8. Even though the initrd image and boot loader modifications are made for you, verify that they were done correctly.

Making an initrd Image

An initrd image is needed to load a SCSI module at boot time or if you compiled the kernel with ext3 support as a module. To verify that a new initrd file was created, view the contents of the /boot directory. You should see the file initrd-2.4.18-7.95custom.img, where 2.4.18-7.95custom is the name of the kernel you just built. If it does not exist, use the /sbin/mkinitrd shell script to create it:

/sbin/mkinitrd /boot/initrd-2.4.18-7.95custom.img 2.4.18-7.95custom

In the above example, /boot/initrd-2.4.18-7.95custom.img is the file name of the new initrd image. 2.4.18-7.95custom is the kernel whose modules (from /lib/modules) should be used in the initrd image. This is not necessarily the same as the version number of the currently running kernel.
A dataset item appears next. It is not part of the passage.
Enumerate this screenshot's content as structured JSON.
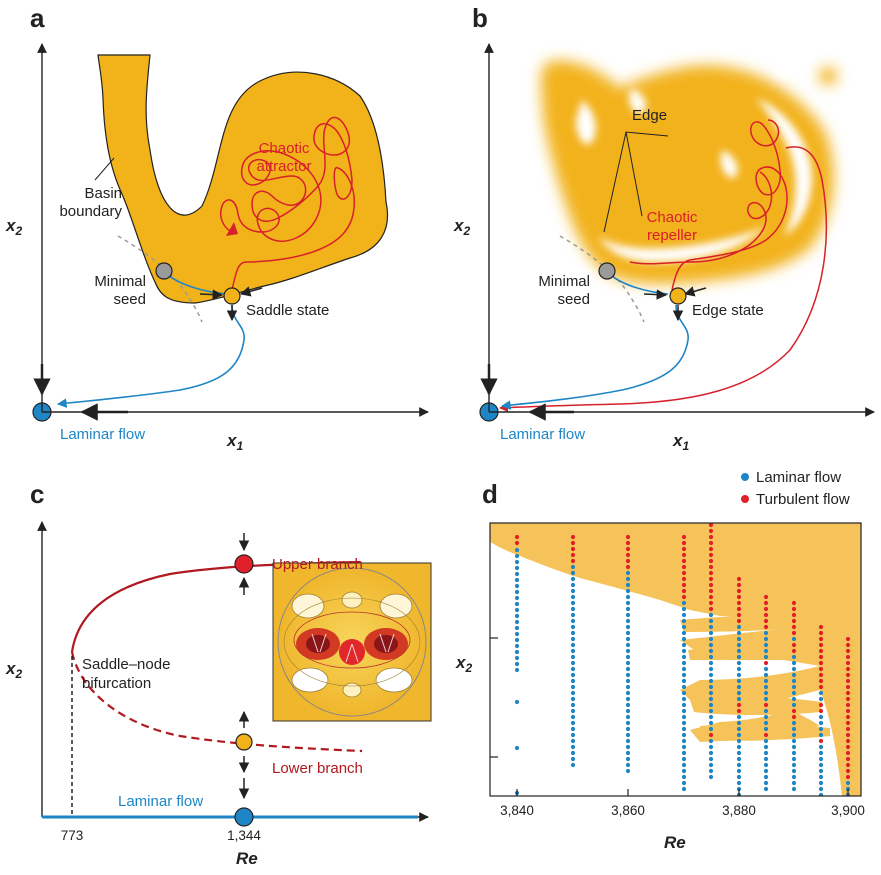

Building a Monolithic Kernel

To build a monolithic kernel (that is, a kernel which does not use modules), follow the same steps as building a modularized kernel, with a few exceptions.

• When configuring the kernel, do not compile anything as a module. In other words, answer only Yes or No to the questions. Also, answer No to kmod support and module version (CONFIG_MODVERSIONS) support.

• Omit the following steps:

  • make modules

  • make modules_install

• Edit lilo.conf to include the line append=nomodules or append nomodules to the kernel line in grub.conf.